A majority of voters approve of how Mayor Bill de Blasio and the NYPD are handling protesters in the wake of the Dec. 3 grand jury decision not to indict a police officer in Eric Garner's death, a Quinnipiac University poll showed Wednesday.

New York City voters approve by a 2-to-1 ratio of de Blasio's approach, and 73 percent applaud the police's reaction to the tens of thousands of demonstrators who have taken to city streets in the past two weeks, according to the poll.

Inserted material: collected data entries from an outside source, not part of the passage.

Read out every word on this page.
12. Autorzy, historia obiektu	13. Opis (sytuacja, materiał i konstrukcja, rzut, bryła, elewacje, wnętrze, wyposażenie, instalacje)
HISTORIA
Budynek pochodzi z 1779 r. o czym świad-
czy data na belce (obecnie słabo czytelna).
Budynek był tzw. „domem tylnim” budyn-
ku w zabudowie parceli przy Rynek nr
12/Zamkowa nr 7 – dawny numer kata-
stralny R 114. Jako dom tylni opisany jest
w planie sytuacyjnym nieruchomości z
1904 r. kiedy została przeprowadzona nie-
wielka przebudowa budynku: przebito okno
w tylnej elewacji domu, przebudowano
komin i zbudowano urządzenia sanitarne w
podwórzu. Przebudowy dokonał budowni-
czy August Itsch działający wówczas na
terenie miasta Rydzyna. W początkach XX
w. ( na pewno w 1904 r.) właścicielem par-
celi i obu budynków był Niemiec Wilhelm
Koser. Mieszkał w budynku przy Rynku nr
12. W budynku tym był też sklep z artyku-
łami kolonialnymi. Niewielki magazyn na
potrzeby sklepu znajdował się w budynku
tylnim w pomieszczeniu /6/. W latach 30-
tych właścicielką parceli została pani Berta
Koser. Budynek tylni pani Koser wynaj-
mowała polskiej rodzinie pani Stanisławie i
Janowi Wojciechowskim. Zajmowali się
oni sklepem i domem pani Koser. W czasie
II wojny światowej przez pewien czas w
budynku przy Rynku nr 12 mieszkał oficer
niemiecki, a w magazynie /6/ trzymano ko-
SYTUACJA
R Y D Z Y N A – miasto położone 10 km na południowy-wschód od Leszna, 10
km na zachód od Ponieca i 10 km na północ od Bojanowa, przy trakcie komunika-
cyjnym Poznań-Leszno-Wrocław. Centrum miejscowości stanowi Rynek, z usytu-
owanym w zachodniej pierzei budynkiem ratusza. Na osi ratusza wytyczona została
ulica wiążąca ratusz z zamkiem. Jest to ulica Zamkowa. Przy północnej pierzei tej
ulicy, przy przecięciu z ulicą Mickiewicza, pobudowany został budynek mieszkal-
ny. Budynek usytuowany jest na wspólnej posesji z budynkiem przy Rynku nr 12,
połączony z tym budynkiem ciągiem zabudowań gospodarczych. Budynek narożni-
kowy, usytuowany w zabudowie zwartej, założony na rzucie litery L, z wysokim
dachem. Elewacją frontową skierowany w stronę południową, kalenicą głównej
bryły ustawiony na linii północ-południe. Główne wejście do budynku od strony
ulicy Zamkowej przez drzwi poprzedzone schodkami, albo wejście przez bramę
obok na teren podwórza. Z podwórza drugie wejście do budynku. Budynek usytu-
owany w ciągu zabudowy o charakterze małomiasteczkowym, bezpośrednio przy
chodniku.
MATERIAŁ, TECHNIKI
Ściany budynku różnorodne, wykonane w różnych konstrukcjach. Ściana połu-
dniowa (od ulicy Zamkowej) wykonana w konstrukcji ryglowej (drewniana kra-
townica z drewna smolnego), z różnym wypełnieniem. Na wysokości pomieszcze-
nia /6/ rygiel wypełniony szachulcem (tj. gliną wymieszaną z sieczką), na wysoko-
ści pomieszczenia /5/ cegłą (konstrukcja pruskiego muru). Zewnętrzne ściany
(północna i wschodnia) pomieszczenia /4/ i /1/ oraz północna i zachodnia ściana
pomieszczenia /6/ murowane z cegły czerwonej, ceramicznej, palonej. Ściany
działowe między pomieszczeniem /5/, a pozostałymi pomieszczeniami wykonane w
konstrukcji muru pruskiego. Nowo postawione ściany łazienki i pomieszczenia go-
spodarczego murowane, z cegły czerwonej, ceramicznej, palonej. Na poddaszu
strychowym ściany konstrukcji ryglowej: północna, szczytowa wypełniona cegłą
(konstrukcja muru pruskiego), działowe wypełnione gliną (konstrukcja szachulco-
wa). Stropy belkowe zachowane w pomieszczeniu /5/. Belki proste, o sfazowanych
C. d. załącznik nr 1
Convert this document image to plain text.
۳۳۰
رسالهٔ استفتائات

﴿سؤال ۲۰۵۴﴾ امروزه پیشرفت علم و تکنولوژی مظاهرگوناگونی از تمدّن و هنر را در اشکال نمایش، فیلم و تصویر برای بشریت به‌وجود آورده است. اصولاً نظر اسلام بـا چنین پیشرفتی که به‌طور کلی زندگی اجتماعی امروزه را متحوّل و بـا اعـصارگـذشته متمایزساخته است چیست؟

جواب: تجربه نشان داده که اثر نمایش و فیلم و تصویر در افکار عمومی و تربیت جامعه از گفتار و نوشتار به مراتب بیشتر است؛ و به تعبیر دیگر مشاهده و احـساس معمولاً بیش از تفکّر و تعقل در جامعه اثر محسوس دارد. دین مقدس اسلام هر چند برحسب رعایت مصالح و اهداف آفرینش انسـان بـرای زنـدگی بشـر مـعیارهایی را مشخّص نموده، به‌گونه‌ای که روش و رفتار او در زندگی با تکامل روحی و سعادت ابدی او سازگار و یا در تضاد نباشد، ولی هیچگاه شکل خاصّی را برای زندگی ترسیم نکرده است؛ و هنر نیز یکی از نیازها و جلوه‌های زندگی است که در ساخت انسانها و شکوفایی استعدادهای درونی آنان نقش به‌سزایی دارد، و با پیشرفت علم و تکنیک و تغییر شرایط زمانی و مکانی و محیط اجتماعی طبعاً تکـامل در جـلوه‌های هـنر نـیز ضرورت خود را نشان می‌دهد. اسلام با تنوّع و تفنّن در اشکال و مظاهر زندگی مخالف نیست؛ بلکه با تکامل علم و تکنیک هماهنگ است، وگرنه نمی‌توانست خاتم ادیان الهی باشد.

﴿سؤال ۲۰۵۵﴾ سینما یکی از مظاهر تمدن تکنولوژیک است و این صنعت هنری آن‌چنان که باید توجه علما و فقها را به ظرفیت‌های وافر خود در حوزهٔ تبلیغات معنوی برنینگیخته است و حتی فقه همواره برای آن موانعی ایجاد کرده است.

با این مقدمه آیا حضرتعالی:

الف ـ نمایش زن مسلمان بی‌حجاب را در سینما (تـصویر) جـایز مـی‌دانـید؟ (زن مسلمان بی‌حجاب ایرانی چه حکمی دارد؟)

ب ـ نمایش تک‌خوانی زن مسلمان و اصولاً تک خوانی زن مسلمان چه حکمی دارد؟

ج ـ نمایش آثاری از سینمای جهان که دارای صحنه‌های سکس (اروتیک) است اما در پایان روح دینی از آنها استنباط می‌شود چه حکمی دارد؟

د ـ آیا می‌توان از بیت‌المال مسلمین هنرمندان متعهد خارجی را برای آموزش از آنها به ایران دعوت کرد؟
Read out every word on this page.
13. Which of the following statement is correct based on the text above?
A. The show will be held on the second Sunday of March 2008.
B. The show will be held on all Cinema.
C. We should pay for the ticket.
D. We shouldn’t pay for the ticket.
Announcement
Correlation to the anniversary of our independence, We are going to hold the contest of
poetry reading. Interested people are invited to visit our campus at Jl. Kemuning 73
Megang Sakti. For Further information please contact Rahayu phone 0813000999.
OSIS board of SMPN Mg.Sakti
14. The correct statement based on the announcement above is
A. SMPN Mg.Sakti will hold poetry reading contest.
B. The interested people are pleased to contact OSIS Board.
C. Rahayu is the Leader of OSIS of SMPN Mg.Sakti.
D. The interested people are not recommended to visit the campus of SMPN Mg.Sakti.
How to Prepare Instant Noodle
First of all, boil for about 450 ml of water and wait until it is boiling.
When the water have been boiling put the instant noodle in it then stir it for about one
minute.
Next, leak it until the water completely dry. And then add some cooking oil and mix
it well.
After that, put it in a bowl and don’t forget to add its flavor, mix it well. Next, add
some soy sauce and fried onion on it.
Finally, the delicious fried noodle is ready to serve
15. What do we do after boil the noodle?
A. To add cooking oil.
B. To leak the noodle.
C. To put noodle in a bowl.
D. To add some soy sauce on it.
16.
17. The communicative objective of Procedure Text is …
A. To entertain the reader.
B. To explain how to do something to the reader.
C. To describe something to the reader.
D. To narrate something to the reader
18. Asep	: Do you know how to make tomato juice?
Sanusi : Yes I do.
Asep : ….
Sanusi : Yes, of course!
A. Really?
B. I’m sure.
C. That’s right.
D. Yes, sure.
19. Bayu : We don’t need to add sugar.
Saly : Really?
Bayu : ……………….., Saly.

De Blasio has commended NYPD officers for the restraint they've shown during nightly demonstrations.

Though a majority -- 57 percent -- say protesters should get off the streets, most -- 67 percent -- also disapprove of the grand jury's decision not to bring charges against Officer Daniel Pantaleo for placing Garner, 43, in an apparent chokehold in July in Staten Island.

"They don't agree with the grand jury, but they also don't agree with the tactics" being used by the protesters, Quinnipiac assistant poll director Maurice Carroll said. "They don't think they should tie up traffic."

Quinnipiac surveyed 1,374 city voters via landline and cellphone between Dec. 10 and Tuesday. The poll has a margin of error of plus or minus 2.6 percentage points.

A separate poll released Friday by the Siena Research Institute found 65 percent of New York City adults disagreed with the grand jury's decision.

De Blasio at an unrelated event at Rikers Island Wednesday said it is a "painful time for our city. . . . It's not surprising that people in this moment would be pessimistic."

He also relayed a message to protesters: "Respect the police, listen to their instructions, work with them."